It’s no secret that military programs are under close scrutiny as spending is cut. The inevitable power struggle has left a presidential budget seeking one thing, think-tanks and pundits demanding something else, winded lobbyists arguing their cases and Congress adding to the quagmire.
So who has final say as to what military programs are a “go” or “no go?” When a panel testifying before the House Armed Services Committee said that power resides with the president, Rep. Roscoe Bartlett, R-Md., did something unheard of. At a House Armed Services Subcommittee hearing Thursday, he pulled out the Constitution. Here’s what he had to say:
“Several days ago another panel was before us and we noted that the military does two things that we are frequently not involved in — that the Congress is not involved in,” he said. “They decide to develop a new weapons program, and they develop the requirements for that and the characteristics of that. And then they come to the Congress and say we would like you to fund that.

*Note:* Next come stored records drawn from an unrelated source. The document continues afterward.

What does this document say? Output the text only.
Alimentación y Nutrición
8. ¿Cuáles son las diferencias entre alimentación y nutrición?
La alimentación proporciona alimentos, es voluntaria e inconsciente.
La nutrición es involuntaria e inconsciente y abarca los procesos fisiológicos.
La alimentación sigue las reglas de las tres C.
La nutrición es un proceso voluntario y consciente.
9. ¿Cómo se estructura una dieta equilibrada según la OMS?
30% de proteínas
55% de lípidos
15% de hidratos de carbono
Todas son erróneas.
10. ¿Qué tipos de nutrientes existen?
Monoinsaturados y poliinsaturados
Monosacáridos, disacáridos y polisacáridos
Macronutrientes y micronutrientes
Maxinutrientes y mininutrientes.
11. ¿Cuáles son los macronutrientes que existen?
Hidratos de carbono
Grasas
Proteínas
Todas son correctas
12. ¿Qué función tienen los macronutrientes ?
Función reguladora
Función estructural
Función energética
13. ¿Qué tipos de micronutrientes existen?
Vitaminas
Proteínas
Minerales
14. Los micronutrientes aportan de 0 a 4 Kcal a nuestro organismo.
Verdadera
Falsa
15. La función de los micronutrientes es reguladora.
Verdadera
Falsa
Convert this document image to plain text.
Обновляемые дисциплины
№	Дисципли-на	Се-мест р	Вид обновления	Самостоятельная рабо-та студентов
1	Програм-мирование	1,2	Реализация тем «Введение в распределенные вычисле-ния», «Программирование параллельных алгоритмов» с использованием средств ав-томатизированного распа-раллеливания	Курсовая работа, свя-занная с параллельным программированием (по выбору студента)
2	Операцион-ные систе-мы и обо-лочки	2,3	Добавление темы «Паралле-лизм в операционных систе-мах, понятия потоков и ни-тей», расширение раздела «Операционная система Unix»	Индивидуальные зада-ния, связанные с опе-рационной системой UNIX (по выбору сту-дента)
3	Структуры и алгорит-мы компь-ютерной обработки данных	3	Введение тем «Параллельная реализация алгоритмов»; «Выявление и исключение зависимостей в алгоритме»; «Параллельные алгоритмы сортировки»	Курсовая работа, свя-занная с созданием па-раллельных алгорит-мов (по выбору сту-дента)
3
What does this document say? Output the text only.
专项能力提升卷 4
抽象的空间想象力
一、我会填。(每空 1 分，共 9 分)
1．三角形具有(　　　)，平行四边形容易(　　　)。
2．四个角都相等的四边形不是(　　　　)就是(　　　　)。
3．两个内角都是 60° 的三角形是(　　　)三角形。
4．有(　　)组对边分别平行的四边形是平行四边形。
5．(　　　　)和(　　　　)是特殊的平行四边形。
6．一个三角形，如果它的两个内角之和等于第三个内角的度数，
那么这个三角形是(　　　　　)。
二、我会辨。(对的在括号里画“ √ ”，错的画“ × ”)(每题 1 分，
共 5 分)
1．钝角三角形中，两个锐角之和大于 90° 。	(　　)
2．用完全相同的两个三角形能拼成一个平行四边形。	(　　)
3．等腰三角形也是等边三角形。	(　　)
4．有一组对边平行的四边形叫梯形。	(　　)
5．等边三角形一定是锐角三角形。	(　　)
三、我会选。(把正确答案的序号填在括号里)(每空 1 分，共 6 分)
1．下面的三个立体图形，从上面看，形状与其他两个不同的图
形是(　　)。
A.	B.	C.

“And then for programs that don’t go well, they come to us and tell us we think that this program needs to be aborted and we would like your consent to do that — hardly ask our consent, we’re just going to abort it and we’re telling you we’re doing that.
“We asked that panel could we be part of the process? This should not be a semi-adversarial relationship between the Congress and the Pentagon. We would like to be involved in that process. And what one of them told us, gee, you know, this is an executive responsibility and you shouldn’t really be involved in that process.
“So I took out my constitution. And I went to section 1 which defines the responsibilities of the Congress. And Article 1 section H says the Congress shall have power to raise and support armies, to provide and maintain a navy, to make rules for the government and regulation of the land and naval forces, provide for organizing army — I think army refers to all of these platforms, doesn’t it? The constitution says our responsibility. And disciplining the military. And authority of training the military according to discipline proscribed by the congress.
“And then I went to Section 2 of the constitution which describes the powers of the executive. And I looked for all of those parts of Section 2 that relate to the military. And I found one. And that says, the president shall be the commander-in-chief of the army and navy of the United States and of the militia of the several states when called into the actual service of the United States.
“So if we went strictly by the Constitution, the Congress ought to have responsibility for almost everything that the Pentagon now claims is the province of the executive. And we have no responsibility for that.
“The compromise we would like to be in on the process. We have a very capable staff here. … And so I’m pleading for an opportunity for us to work with you in developing these systems and that we’d like to be in on the process. We hope that you will work with us to do that.”